The article discusses the global "third wave" of democratization, which began in 1974. The wave radically transformed Latin America from a region dominated by authoritarian regimes to one in which most countries have a democratic government. However, since around 2006, there has been a modest erosion, with the number of electoral democracies declining. The author addresses the deficit of overall assessments of the third wave, offering five broad lessons about democratization that Latin America’s third-wave experience suggests, and argues that the period from 1978 to 2002 witnessed a remarkably broad, unprecedented, and sustained burst of democratization, but that the last two decades have seen modest erosion.

Mainwaring uses data from the Varieties of Democracy (V-Dem) project and Freedom House to show a dramatic increase in the mean level of democracy from 1978 until the mid-2000s, followed by some decline since then. The trends since 2006 are concerning, with the United States prioritizing drugs and immigration over supporting democracy. The author notes that the modest global turn toward authoritarianism, the discrediting of political parties, the popularity of authoritarian leaders, the power of transnational criminal organizations, and a decade of economic stagnation do not favor democratic deepening.

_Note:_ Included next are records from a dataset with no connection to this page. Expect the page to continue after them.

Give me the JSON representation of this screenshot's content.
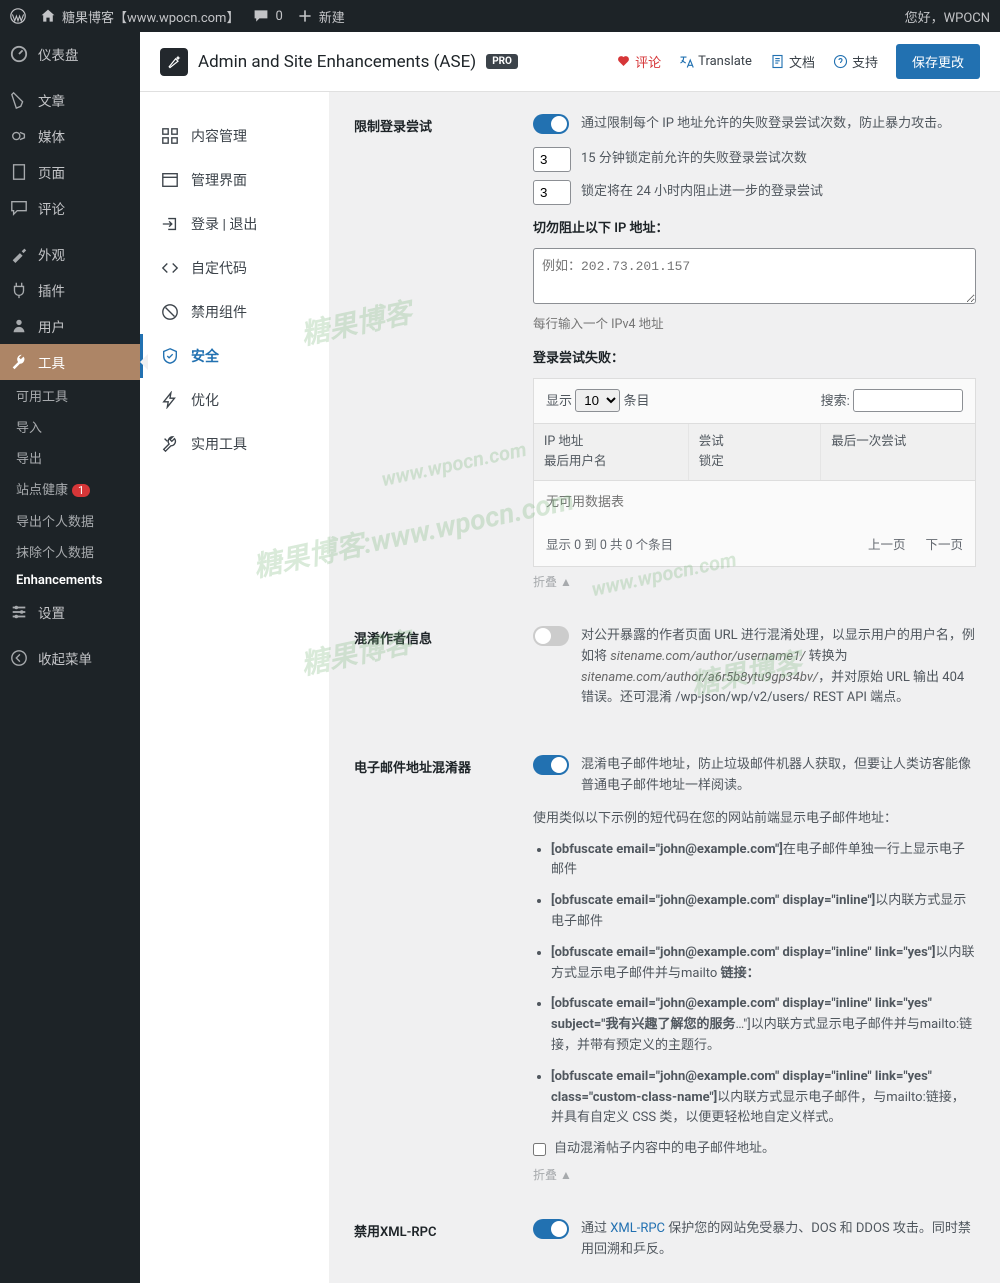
{
  "adminbar": {
    "site_name": "糖果博客【www.wpocn.com】",
    "comments": "0",
    "new": "新建",
    "greeting": "您好，WPOCN"
  },
  "adminmenu": {
    "dashboard": "仪表盘",
    "posts": "文章",
    "media": "媒体",
    "pages": "页面",
    "comments": "评论",
    "appearance": "外观",
    "plugins": "插件",
    "users": "用户",
    "tools": "工具",
    "sub_available": "可用工具",
    "sub_import": "导入",
    "sub_export": "导出",
    "sub_health": "站点健康",
    "sub_health_badge": "1",
    "sub_export_data": "导出个人数据",
    "sub_erase_data": "抹除个人数据",
    "sub_enhancements": "Enhancements",
    "settings": "设置",
    "collapse": "收起菜单"
  },
  "header": {
    "title": "Admin and Site Enhancements (ASE)",
    "pro": "PRO",
    "review": "评论",
    "translate": "Translate",
    "docs": "文档",
    "support": "支持",
    "save": "保存更改"
  },
  "tabs": {
    "content": "内容管理",
    "admin_ui": "管理界面",
    "login": "登录 | 退出",
    "code": "自定代码",
    "disable": "禁用组件",
    "security": "安全",
    "optimize": "优化",
    "utilities": "实用工具"
  },
  "limit_login": {
    "label": "限制登录尝试",
    "desc": "通过限制每个 IP 地址允许的失败登录尝试次数，防止暴力攻击。",
    "attempts_val": "3",
    "attempts_txt": "15 分钟锁定前允许的失败登录尝试次数",
    "lockout_val": "3",
    "lockout_txt": "锁定将在 24 小时内阻止进一步的登录尝试",
    "ip_whitelist_label": "切勿阻止以下 IP 地址：",
    "ip_placeholder": "例如：202.73.201.157",
    "ip_hint": "每行输入一个 IPv4 地址",
    "failures_label": "登录尝试失败：",
    "dt_show": "显示",
    "dt_show_val": "10",
    "dt_entries": "条目",
    "dt_search": "搜索:",
    "dt_col_ip": "IP 地址",
    "dt_col_user": "最后用户名",
    "dt_col_attempts": "尝试",
    "dt_col_lock": "锁定",
    "dt_col_last": "最后一次尝试",
    "dt_empty": "无可用数据表",
    "dt_info": "显示 0 到 0 共 0 个条目",
    "dt_prev": "上一页",
    "dt_next": "下一页",
    "collapse": "折叠 ▲"
  },
  "obfuscate_author": {
    "label": "混淆作者信息",
    "desc1": "对公开暴露的作者页面 URL 进行混淆处理，以显示用户的用户名，例如将 ",
    "ex1": "sitename.com/author/username1/",
    "desc2": " 转换为 ",
    "ex2": "sitename.com/author/a6r5b8ytu9gp34bv/",
    "desc3": "，并对原始 URL 输出 404 错误。还可混淆 /wp-json/wp/v2/users/ REST API 端点。"
  },
  "email_obf": {
    "label": "电子邮件地址混淆器",
    "desc": "混淆电子邮件地址，防止垃圾邮件机器人获取，但要让人类访客能像普通电子邮件地址一样阅读。",
    "intro": "使用类似以下示例的短代码在您的网站前端显示电子邮件地址：",
    "li1a": "[obfuscate email=\"john@example.com\"]",
    "li1b": "在电子邮件单独一行上显示电子邮件",
    "li2a": "[obfuscate email=\"john@example.com\" display=\"inline\"]",
    "li2b": "以内联方式显示电子邮件",
    "li3a": "[obfuscate email=\"john@example.com\" display=\"inline\" link=\"yes\"]",
    "li3b": "以内联方式显示电子邮件并与mailto",
    "li3c": " 链接：",
    "li4a": "[obfuscate email=\"john@example.com\" display=\"inline\" link=\"yes\" subject=\"",
    "li4b": "我有兴趣了解您的服务",
    "li4c": "…\"]以内联方式显示电子邮件并与mailto:链接，并带有预定义的主题行。",
    "li5a": "[obfuscate email=\"john@example.com\" display=\"inline\" link=\"yes\" class=\"custom-class-name\"]",
    "li5b": "以内联方式显示电子邮件，与mailto:链接，并具有自定义 CSS 类，以便更轻松地自定义样式。",
    "checkbox": "自动混淆帖子内容中的电子邮件地址。",
    "collapse": "折叠 ▲"
  },
  "xmlrpc": {
    "label": "禁用XML-RPC",
    "desc1": "通过 ",
    "link": "XML-RPC",
    "desc2": " 保护您的网站免受暴力、DOS 和 DDOS 攻击。同时禁用回溯和乒反。"
  },
  "watermark": {
    "brand": "糖果博客",
    "url": "www.wpocn.com"
  }
}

The author concludes by presenting five lessons learned from Latin America's experience with the third wave of democracy, including that democracy can survive for an extended time in hard places and that democratization often gets stuck, with deep democratic deficits remaining.

Mainwaring is the Eugene and Helen Conley Professor of Political Science at the University of Notre Dame and coeditor of the acclaimed book Democracy in Hard Places (2022), among others. A leading expert in comparative politics, his work focuses on democratization, party systems, and political institutions.